On May 23, 2024, the Centers for Disease Control and Prevention (CDC) released two reports that found two doses of the vaccine “prevent mpox.” Furthermore, infection “after receipt of 2 JYNNEOS doses is estimated to have occurred in <1% of fully vaccinated persons and comprises a small proportion of national cases.”

The CDC’s review of “32,819 probable or confirmed U.S. mpox cases” found just 0.8% of those receiving the complete two-dose course of Bavarian Nordic’s JYNNEOS vaccine became infected. Additionally, for those who did contract the virus, the CDC reports found that “infections have been milder than those among unvaccinated persons.”

The vaccine is also long-lasting. “Disparate time intervals from vaccination to infection among fully vaccinated persons suggest that immunity is not waning,” writes the CDC.

How vaccine innovation helped contain mpox in 2022

The first mpox case was recorded in 1970. The virus reappeared on a global scale in 2022 in the midst of the COVID pandemic and threatened to re-establish waning social distancing measures.

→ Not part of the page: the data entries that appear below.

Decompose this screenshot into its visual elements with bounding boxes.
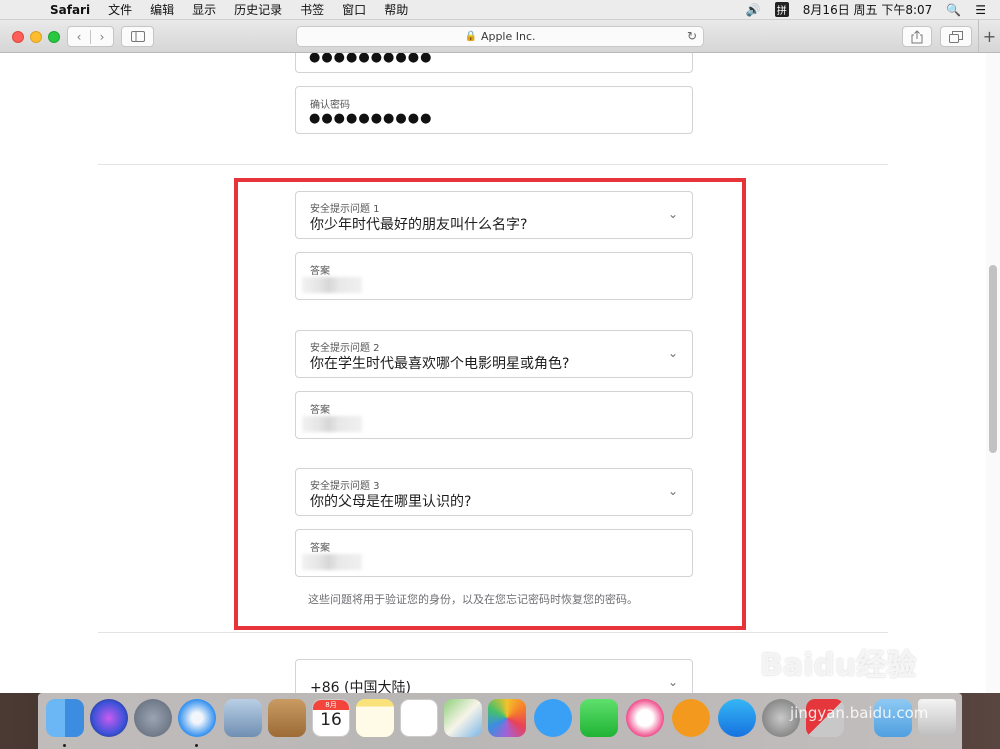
- facetime-icon[interactable]: [580, 699, 618, 737]
- confirm-password-field[interactable]: 确认密码 ●●●●●●●●●●: [295, 86, 693, 134]
- preview-icon[interactable]: [224, 699, 262, 737]
- country-code-value: +86 (中国大陆): [310, 680, 411, 693]
- confirm-password-label: 确认密码: [310, 100, 350, 111]
- annotation-highlight-box: [234, 178, 746, 630]
- navigation-buttons: ‹ ›: [67, 26, 114, 47]
- notification-center-icon[interactable]: ☰: [975, 3, 986, 17]
- menu-bookmarks[interactable]: 书签: [300, 1, 324, 18]
- confirm-password-value: ●●●●●●●●●●: [309, 111, 433, 126]
- menu-app-name[interactable]: Safari: [50, 3, 90, 17]
- share-icon: [911, 29, 923, 43]
- calendar-month: 8月: [313, 700, 349, 710]
- baidu-watermark-url: jingyan.baidu.com: [790, 704, 929, 722]
- minimize-window-button[interactable]: [30, 31, 42, 43]
- chevron-down-icon: ⌄: [667, 675, 678, 689]
- running-indicator: [63, 744, 66, 747]
- input-method-icon[interactable]: 拼: [774, 2, 789, 17]
- tabs-overview-icon: [949, 30, 963, 43]
- browser-toolbar: ‹ › 🔒 Apple Inc. ↻: [0, 20, 1000, 53]
- password-value: ●●●●●●●●●●: [309, 53, 433, 65]
- menu-help[interactable]: 帮助: [384, 1, 408, 18]
- safari-icon[interactable]: [178, 699, 216, 737]
- new-tab-button[interactable]: +: [978, 20, 1000, 53]
- section-divider: [98, 164, 888, 165]
- messages-icon[interactable]: [534, 699, 572, 737]
- scrollbar-thumb[interactable]: [989, 265, 997, 453]
- menu-window[interactable]: 窗口: [342, 1, 366, 18]
- sidebar-icon: [130, 31, 145, 42]
- scrollbar[interactable]: [986, 53, 1000, 693]
- running-indicator: [195, 744, 198, 747]
- launchpad-icon[interactable]: [134, 699, 172, 737]
- share-button[interactable]: [902, 26, 932, 47]
- back-arrow-icon[interactable]: ‹: [68, 29, 91, 44]
- forward-arrow-icon[interactable]: ›: [91, 30, 113, 44]
- books-icon[interactable]: [672, 699, 710, 737]
- maps-icon[interactable]: [444, 699, 482, 737]
- menu-edit[interactable]: 编辑: [150, 1, 174, 18]
- music-icon[interactable]: [626, 699, 664, 737]
- sidebar-toggle-button[interactable]: [121, 26, 154, 47]
- menu-view[interactable]: 显示: [192, 1, 216, 18]
- app-store-icon[interactable]: [718, 699, 756, 737]
- country-code-select[interactable]: +86 (中国大陆) ⌄: [295, 659, 693, 693]
- menu-history[interactable]: 历史记录: [234, 1, 282, 18]
- fullscreen-window-button[interactable]: [48, 31, 60, 43]
- menu-file[interactable]: 文件: [108, 1, 132, 18]
- volume-icon[interactable]: 🔊: [746, 3, 761, 17]
- photos-icon[interactable]: [488, 699, 526, 737]
- reload-icon[interactable]: ↻: [687, 29, 697, 43]
- password-field[interactable]: ●●●●●●●●●●: [295, 53, 693, 73]
- address-text: Apple Inc.: [480, 30, 536, 43]
- calendar-icon[interactable]: 8月 16: [312, 699, 350, 737]
- close-window-button[interactable]: [12, 31, 24, 43]
- baidu-watermark-logo: Baidu经验: [760, 648, 917, 683]
- lock-icon: 🔒: [464, 31, 477, 42]
- spotlight-search-icon[interactable]: 🔍: [946, 3, 961, 17]
- web-page: ●●●●●●●●●● 确认密码 ●●●●●●●●●● 安全提示问题 1 你少年时…: [0, 53, 1000, 693]
- siri-icon[interactable]: [90, 699, 128, 737]
- menu-bar: Safari 文件 编辑 显示 历史记录 书签 窗口 帮助 🔊 拼 8月16日 …: [0, 0, 1000, 20]
- notes-icon[interactable]: [356, 699, 394, 737]
- calendar-day: 16: [320, 710, 342, 730]
- clock[interactable]: 8月16日 周五 下午8:07: [803, 1, 932, 18]
- reminders-icon[interactable]: [400, 699, 438, 737]
- contacts-icon[interactable]: [268, 699, 306, 737]
- section-divider: [98, 632, 888, 633]
- address-bar[interactable]: 🔒 Apple Inc. ↻: [296, 26, 704, 47]
- status-area: 🔊 拼 8月16日 周五 下午8:07 🔍 ☰: [746, 1, 986, 18]
- show-tabs-button[interactable]: [940, 26, 972, 47]
- finder-icon[interactable]: [46, 699, 84, 737]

However, thanks to government and industry intervention, and subsequent rapid vaccine development, the disease was never able to gain the stronghold public health officials feared.

The U.S. outbreak of clade II of the mpox virus peaked in 2022, at about 3,000 cases per week. It dropped to 59 per week by April 30, with most cases among the unvaccinated, the CDC says.

One reason mpox was never able to gain traction is the vaccine successes of old. Vaccination eradicated smallpox, which is closely related to mpox, and the innovation that came out of the smallpox vaccination helped contain the 2022 mpox outbreak quickly.

Mpox remains a threat

Despite the vaccine’s success, mpox still poses a looming threat if vaccination hesitancy persists among high-risk populations.

To date, the more dangerous clade I virus has not been reported in the U.S. Nonetheless, it is important to note that an ongoing outbreak of the deadlier clade I of the virus in the Democratic Republic of the Congo has caused more than 6,500 cases and 345 deaths so far this year, and clade II remains a global concern, says the World Health Organization (WHO).

A global strategy released by WHO calls for surveillance, communication, community outreach—and vaccination.

“Since the start of the global mpox outbreak, we have learned so much more about how mpox affects people, how it spreads, the importance of surveillance, the role of countermeasures, and the role of communities in stopping transmission,” Dr. Tedros Adhanom Ghebreyesus, Director-General WHO, wrote in his foreword to the framework.

“Even so, mpox continues to pose public health challenges that require continued, well-resourced, and sustainable action,” he continued. “From experiences in widely differing contexts, we know it is possible to eliminate human-to-human transmission of mpox. To protect people from this emerging disease, it is necessary to be ambitious and aim for control and elimination by adapting the response to the needs of each local context.”

Luckily, the JYNNEOS vaccine is effective against both clades I and II mpox. In addition to vaccines, the FDA-approved treatment, TPOXX, an antiviral made by SIGA Technologies, can reduce hospitalization and mortality if mpox is contracted.

Bavarian Nordic and SIGA Technologies are members of the Biotechnology Innovation Organization (BIO).